Лакост коротко кивнула:
– Сделаю.
– Я подам запрос на постановление об аресте Трейси, но сначала мы дождемся, что у тебя получится с Вашон. Даже если ты ее не убедишь, мы его задержим. Он расколется, даже если она будет от всего отказываться.
– Не будет, – пообещала Лакост. – Я уж постараюсь.
Клара Морроу бросила распечатку на столик бистро и села напротив Доминики Оддли.
– Вы действительно так думаете?
– Да.
– Вы говорите здесь, – она постучала пальцем по бумаге, – что прежде я была многообещающей художницей.

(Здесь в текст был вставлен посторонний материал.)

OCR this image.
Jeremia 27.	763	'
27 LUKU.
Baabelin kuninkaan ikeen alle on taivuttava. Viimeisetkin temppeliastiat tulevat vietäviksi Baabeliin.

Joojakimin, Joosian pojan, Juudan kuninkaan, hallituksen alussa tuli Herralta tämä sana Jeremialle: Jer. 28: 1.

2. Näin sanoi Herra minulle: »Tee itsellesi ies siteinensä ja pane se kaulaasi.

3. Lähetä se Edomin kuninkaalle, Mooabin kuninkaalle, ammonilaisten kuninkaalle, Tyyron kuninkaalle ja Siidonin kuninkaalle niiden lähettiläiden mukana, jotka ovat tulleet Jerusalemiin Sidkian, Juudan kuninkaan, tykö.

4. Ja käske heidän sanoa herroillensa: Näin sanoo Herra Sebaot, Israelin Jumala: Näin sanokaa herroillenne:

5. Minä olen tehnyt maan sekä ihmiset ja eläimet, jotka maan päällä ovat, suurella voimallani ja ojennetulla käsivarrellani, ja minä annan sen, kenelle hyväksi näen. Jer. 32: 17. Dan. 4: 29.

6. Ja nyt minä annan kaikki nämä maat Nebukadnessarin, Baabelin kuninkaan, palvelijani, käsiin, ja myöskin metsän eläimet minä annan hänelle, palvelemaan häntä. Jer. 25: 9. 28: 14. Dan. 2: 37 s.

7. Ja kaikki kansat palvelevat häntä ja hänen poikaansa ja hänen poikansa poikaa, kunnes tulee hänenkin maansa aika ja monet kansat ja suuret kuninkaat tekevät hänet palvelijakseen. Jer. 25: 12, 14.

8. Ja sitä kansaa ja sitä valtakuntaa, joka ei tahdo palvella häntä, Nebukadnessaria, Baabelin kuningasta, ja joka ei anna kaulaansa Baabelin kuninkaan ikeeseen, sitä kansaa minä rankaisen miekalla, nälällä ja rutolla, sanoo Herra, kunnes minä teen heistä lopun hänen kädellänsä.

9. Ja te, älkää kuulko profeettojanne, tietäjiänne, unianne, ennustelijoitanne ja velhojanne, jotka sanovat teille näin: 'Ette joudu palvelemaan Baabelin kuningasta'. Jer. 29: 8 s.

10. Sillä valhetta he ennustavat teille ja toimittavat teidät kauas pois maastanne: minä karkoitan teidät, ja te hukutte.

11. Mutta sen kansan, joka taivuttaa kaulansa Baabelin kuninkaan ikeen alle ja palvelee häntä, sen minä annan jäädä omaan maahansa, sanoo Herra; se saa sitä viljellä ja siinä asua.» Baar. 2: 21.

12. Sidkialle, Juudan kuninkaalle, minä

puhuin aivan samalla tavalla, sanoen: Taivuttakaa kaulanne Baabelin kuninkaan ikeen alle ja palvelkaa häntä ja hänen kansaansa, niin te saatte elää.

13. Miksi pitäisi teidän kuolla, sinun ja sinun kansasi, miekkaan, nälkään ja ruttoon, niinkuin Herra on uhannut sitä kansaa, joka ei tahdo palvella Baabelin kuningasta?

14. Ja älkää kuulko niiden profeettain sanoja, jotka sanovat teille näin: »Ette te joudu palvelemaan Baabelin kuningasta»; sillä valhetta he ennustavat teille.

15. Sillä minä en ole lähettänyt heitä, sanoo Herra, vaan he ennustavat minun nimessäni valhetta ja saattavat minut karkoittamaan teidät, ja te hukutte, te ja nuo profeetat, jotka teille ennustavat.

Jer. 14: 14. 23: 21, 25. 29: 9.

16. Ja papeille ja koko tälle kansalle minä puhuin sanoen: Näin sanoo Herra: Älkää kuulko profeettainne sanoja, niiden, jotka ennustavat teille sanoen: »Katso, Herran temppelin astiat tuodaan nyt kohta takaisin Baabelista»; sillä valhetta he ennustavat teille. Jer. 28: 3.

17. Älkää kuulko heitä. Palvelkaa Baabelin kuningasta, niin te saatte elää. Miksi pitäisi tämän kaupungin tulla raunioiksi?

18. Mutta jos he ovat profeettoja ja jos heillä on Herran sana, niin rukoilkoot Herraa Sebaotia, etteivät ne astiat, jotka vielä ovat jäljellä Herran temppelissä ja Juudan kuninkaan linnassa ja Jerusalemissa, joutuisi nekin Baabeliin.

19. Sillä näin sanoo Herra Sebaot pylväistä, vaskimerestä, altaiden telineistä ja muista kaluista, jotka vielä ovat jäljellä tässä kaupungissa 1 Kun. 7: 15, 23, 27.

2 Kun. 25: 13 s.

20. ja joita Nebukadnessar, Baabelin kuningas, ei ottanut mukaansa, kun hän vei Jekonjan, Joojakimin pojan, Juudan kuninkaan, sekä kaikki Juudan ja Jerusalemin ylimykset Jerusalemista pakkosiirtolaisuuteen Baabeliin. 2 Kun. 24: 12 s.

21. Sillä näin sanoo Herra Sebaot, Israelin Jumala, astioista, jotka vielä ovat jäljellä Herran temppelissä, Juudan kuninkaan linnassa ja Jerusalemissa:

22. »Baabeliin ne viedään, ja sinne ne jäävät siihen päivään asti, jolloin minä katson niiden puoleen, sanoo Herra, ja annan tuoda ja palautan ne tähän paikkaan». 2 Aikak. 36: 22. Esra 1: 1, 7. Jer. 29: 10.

Даже исключительной. Но потом стала лениться.
– Да.
– Но это неправда.
– Неправда? – спросила Оддли. – Вы уверены?
Оставив Клару в мастерской, чтобы та наедине с собой перечитала только что опубликованную рецензию, Доминика Оддли прошла по деревенскому лугу, смахнула со скамьи талый снег и села, разглядывая три сосны, которые, по-видимому, и дали имя деревне. Это показалось Оддли слишком предсказуемым. Три сосны и Три Сосны.
Она бы предпочла, чтобы здесь стояли две сосны. Это сделало бы деревню гораздо интереснее. Дало бы ей историю. Что случилось с третьим деревом? Ладно, не бог весть какая история, но лучше, чем никакой.
Сама по себе упрятанная в лесах деревушка была приятной, но банальной. Оддли почти видела, как эти каменные, кирпичные и деревянные дома, церковь на холме и лес прямо у нее на глазах превращаются в акварель. В нечто не совсем реальное. Не совсем из этого мира. И определенно не из того жесткого, шумного, агрессивного мира, из которого она приехала.
Это напоминало симпатичную картинку какого-нибудь пожилого, умеренно одаренного художника.
Мило. Красиво. Предсказуемо. Безопасно.
Оддли улыбнулась, подумав о местных жителях, которые смотрят из-за занавесок на дикую черную женщину с дредами, в военных ботинках, сидящую посреди их мирной деревни. Она, вероятно, перепугала их до смерти.
По приезде сюда она приметила бистро и теперь направилась к нему. Ее ботинки, ветераны уличного мусора и собачьего дерьма, хлюпали в траве и грязи.
Оддли открыла дверь и приготовилась войти в пространство, ориентированное на бабушек. Всюду кружева и скатерти в клетку. Всюду старые снегоступы, прялки и пыльные плетеные корзинки с засушенными цветами, свисающие с балок. Дешевые столы под сосну, неудобные стулья.
Если Оддли что-то и знала о Квебеке, так это то, что провинция является дешевым подражанием настоящему. Франции.
Вопреки своим ожиданиям она увидела помещение не просто современное, но как будто не имеющее возраста. Казалось, оно вобрало в себя несколько веков. Удобные стулья, обтянутые свежей льняной материей, расставленные вокруг надежных старых столов. Темный дуб. Клен. Сосна. Столы, сделанные из леса, окружающего деревню. Исцарапанные, со вмятинами, поношенные за век и даже более подачи блюд. Выпивок. Добрососедства. И тягот.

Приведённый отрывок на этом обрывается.